Samuel Beckett / Marin Karmitz

Press Information
Samuel Beckett / Marin Karmitz | Comédie
18th January – 26th February 2005, Tuesday – Saturday, 11 a.m – 6 p.m

We are delighted to be able to announce our forthcoming exhibitions. From 15th January 2005 carlier | gebauer is showing recent works by Luc Tuymans, entitled Les Cinq Anneaux, and the 1966 film version of Samuel Beckett’s play Comédie (the French title of the play and the film) directed by Marin Karmitz in cooperation with Samuel Beckett.
Luc Tuymans is one of the most important and influential painters of his generation. He developed his painterly position in the mid-1980s. In an era that cast doubt on the possibilities of representation, he unwaveringly continued with figurative painting.

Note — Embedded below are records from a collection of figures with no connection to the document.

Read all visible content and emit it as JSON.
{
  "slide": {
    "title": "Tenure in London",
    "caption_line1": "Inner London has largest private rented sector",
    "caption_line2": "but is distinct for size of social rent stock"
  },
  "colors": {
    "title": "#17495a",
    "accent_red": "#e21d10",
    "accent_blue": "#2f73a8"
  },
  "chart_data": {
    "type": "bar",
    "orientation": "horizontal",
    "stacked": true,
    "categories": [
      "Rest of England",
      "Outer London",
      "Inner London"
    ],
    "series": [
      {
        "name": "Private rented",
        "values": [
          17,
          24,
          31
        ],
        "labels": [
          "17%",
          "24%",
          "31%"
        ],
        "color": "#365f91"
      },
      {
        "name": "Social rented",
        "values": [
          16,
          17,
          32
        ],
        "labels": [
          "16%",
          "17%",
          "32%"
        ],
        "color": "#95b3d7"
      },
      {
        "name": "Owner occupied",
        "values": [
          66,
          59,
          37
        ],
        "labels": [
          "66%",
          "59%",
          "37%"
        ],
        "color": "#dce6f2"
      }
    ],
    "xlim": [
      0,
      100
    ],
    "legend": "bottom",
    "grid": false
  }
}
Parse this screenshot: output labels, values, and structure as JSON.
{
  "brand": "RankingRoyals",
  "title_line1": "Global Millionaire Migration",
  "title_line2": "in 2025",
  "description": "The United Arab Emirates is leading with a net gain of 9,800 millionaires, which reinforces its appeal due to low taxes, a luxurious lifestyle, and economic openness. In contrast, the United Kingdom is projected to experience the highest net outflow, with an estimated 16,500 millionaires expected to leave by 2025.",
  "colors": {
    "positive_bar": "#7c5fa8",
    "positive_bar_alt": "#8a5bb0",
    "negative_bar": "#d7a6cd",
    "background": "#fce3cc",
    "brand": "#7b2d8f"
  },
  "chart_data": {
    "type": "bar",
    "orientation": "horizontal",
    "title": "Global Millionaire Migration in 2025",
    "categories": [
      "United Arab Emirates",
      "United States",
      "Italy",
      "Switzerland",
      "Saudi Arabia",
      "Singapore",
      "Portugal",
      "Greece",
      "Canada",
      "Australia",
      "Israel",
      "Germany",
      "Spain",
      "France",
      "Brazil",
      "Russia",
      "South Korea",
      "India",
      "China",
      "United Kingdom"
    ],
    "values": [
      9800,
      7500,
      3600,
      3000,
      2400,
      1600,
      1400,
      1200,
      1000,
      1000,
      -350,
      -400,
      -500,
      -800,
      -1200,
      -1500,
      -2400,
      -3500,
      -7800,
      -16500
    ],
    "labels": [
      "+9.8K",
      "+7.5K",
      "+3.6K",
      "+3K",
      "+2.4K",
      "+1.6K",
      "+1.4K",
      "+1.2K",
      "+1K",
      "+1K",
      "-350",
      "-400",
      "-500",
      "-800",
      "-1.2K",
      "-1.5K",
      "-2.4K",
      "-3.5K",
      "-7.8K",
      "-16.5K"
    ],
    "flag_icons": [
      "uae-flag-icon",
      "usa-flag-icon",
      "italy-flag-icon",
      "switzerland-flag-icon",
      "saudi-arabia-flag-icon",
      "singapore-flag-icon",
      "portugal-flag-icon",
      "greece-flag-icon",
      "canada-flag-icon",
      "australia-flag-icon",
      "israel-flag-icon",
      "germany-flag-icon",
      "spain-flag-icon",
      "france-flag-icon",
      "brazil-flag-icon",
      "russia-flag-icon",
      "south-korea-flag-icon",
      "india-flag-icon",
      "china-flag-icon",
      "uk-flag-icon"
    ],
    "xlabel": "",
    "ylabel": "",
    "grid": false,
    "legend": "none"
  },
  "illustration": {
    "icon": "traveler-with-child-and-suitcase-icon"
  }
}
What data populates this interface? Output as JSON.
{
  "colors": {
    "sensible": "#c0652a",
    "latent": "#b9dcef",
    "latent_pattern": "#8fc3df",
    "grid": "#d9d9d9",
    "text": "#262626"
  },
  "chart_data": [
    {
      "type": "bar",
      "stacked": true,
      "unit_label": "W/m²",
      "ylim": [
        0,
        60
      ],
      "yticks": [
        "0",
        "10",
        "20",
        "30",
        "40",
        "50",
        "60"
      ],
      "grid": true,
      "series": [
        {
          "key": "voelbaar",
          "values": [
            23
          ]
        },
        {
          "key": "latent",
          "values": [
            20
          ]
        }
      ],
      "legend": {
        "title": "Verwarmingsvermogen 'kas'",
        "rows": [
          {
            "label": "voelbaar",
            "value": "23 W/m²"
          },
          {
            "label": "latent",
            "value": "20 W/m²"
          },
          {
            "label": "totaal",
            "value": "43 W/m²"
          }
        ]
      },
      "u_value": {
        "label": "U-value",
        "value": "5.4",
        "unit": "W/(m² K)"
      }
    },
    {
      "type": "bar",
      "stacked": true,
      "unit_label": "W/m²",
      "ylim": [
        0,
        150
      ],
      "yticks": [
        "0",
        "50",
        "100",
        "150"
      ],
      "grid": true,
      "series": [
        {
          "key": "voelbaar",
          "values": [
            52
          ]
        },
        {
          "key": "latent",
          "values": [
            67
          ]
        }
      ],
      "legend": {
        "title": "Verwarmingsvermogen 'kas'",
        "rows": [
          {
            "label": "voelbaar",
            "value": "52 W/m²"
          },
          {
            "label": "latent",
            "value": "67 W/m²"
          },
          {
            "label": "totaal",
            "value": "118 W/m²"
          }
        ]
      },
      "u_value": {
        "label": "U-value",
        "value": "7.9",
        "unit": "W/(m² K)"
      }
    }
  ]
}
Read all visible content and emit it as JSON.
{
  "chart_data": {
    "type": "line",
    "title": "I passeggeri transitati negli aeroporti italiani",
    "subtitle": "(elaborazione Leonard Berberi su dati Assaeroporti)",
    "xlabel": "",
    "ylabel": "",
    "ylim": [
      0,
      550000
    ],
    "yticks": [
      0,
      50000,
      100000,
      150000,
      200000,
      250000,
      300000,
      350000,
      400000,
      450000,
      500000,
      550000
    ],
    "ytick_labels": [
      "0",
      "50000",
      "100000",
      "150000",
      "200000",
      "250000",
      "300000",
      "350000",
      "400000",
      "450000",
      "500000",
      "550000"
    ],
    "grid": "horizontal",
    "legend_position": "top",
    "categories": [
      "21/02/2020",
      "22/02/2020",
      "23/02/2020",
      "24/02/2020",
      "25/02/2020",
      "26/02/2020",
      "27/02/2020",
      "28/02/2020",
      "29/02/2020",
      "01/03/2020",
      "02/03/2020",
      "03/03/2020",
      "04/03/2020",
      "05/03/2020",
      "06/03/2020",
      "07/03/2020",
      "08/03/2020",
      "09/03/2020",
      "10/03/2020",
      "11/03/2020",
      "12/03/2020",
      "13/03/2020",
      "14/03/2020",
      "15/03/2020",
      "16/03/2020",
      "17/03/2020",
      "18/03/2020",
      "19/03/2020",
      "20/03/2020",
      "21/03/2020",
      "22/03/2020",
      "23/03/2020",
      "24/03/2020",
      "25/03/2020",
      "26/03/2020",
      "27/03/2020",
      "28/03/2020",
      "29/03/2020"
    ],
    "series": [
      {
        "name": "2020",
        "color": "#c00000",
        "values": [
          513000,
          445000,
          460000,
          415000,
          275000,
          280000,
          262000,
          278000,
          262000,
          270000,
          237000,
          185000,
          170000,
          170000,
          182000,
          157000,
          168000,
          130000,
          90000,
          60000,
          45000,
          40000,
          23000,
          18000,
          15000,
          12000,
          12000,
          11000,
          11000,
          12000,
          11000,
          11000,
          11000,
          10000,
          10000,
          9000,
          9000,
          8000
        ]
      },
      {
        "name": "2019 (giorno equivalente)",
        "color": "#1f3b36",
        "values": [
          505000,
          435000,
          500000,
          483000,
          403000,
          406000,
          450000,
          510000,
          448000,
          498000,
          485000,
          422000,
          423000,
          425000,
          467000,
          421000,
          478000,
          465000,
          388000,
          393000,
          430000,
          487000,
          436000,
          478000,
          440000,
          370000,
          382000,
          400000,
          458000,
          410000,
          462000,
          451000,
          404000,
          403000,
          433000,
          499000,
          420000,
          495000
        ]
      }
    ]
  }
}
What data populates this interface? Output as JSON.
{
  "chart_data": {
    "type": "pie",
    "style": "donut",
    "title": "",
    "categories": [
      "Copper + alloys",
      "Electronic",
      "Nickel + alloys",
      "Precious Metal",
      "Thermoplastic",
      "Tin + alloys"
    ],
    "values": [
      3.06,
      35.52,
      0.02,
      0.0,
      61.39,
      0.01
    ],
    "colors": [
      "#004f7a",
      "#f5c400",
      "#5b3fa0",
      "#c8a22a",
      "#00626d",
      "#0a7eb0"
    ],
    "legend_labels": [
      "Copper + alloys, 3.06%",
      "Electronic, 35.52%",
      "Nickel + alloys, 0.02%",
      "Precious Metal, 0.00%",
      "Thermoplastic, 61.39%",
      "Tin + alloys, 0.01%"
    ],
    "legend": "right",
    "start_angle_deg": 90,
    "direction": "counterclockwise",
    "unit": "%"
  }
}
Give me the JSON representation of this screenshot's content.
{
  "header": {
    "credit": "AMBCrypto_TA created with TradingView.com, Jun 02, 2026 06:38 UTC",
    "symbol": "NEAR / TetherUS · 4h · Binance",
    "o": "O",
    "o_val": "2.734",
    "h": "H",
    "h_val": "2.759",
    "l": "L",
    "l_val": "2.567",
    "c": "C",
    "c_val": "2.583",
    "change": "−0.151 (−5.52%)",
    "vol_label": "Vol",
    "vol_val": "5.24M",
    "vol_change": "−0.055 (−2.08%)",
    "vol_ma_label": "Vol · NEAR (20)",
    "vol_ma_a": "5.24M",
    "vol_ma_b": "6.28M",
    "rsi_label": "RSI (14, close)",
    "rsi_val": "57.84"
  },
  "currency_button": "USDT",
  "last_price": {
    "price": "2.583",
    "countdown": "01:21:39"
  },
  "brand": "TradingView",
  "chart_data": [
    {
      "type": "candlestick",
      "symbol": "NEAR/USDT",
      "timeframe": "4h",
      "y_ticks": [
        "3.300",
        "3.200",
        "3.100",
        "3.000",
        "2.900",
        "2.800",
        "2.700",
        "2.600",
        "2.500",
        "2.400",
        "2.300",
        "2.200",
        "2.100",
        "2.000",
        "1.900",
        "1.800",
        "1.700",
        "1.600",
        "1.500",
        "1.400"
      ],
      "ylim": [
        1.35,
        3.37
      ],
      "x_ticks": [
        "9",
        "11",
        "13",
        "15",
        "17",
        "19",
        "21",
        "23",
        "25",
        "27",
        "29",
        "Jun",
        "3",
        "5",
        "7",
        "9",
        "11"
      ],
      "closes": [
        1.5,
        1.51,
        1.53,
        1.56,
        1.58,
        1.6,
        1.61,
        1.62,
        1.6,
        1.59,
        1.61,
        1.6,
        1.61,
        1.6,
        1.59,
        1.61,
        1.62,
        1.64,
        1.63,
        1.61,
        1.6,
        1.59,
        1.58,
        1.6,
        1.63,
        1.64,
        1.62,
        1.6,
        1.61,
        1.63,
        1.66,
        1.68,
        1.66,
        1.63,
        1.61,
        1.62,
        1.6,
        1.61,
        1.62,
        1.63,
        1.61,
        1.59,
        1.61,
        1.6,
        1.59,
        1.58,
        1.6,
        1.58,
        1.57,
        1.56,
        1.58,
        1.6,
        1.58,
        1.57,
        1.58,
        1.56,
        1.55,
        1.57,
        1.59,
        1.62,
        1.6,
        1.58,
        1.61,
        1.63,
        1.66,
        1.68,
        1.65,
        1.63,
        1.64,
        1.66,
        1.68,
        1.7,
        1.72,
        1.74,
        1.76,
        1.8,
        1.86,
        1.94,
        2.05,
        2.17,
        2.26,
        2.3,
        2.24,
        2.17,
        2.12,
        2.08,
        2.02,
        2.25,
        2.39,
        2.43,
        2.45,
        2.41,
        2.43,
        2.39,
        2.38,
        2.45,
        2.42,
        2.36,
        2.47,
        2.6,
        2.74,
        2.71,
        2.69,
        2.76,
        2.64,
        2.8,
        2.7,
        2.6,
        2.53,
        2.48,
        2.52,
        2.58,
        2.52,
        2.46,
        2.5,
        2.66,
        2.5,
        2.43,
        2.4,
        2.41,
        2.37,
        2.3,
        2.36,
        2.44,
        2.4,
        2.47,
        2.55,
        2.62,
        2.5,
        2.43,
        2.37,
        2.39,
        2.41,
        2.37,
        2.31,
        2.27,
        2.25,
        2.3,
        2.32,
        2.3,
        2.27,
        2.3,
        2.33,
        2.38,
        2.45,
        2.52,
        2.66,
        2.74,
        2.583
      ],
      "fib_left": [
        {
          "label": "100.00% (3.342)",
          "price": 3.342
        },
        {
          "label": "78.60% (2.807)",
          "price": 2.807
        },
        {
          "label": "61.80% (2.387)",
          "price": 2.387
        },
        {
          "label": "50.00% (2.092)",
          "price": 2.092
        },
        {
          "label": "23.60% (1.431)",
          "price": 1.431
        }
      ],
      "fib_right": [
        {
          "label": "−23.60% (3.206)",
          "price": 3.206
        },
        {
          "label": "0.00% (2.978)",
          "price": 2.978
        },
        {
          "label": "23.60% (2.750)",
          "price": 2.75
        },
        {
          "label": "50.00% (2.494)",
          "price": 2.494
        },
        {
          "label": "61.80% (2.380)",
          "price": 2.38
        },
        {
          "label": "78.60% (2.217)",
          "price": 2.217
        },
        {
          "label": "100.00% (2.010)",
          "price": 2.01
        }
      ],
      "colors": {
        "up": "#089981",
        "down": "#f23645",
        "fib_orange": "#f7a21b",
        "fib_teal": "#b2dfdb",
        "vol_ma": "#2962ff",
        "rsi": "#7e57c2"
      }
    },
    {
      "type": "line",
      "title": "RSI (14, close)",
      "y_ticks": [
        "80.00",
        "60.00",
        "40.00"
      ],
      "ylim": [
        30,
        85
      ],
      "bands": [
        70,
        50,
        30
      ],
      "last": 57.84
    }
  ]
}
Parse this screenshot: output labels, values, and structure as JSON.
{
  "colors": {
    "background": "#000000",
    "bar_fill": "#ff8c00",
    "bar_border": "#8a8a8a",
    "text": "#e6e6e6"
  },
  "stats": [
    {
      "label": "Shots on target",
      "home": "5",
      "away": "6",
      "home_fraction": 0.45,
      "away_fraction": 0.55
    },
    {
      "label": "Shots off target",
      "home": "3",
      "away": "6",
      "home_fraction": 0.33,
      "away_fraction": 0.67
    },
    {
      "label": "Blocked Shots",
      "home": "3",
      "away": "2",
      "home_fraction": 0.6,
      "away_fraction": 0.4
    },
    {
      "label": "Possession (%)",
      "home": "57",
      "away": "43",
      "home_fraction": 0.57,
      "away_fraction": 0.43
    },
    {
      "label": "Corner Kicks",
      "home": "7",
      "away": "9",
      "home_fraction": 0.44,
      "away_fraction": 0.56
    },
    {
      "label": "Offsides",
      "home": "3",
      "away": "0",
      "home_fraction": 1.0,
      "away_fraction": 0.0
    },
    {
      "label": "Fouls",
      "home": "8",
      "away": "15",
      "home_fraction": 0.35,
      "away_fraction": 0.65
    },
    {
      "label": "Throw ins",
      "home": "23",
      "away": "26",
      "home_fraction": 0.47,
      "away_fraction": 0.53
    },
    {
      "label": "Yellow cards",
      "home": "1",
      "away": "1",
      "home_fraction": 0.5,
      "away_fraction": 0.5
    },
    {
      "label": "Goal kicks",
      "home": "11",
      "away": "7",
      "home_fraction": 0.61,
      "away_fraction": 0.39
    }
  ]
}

Today he integrates the doubt into his artistic strategy and explores thematic, painterly and moral boundaries. His motifs relate to political and historical events, realizing the unpaintable in the process of considering these. Alongside these images one finds banal motifs from everyday life, biology and medicine, observations of details and excerpts. Tuymans takes as his starting point photos, reproductions in newspapers, film and TV images. His painting imitates the often faded, aged hues and the specific quality of these sources. Tuymans links an interest in second-degree depiction with the question of the various possibilities offered by the image and above all the issue of the information and truth it comprises. The unspeakable and the unpaintable are reflected uncompromisingly in his works. Tuymans adopts a distanced and sceptical position vis-à-vis the capacity and failure of images and asks the viewer what remains of the flood of images of the 20th and 21st centuries. carlier | gebauer is showing Les Cinq Anneaux (The Five Rings) in Arch 52.
At the same time we have succeeded in showing a further major 20th-century work addressing scepticism about images and language, the film Comédie, produced by Samuel Beckett in conjunction with Marin Karmitz. French director Marin Karmitz has made a name for himself, for example, as the producer of the films “Three Colours: Blue / White / Red”. Karmitz showed the world premiere of Comédie at the Film Biennale in Venice in 1966, together with Samuel Beckett. The 19-minute black and white film depicts three figures, two women (W1 and W2) and a man (M1), who busy themselves with the banal speech acts of a love triangle. Their bodies are contained in urns set next to each other in a black endless room; only their heads are visible. Their faces are covered in white make-up, they all wear the same wigs and are expressionless as they speak. Their language is a staccato utterance, incomprehensible even if one speaks French and a spotlight directs who may speak by illuminating the person’s face. Comédie is not a film version of a play and yet it remains entirely uncinematic: it does without action, cinematography, dramaturgy. The content remains concealed and compels the viewer above all to look. The sentences, which could still be perceived as “all-over”, were treated by the GMR (Groupe de Recherche Musicales, Paris) to remove the echoes and pauses. The ensuing concentration on the “optical experience” (Beckett), on rapid cuts, zooms, and light-dark contrasts, make Comédie a masterpiece of modernity. Its radical staging meant it was far ahead of its time, and perhaps even of our time. Comédie can be seen at carlier | gebauer in Arch 51.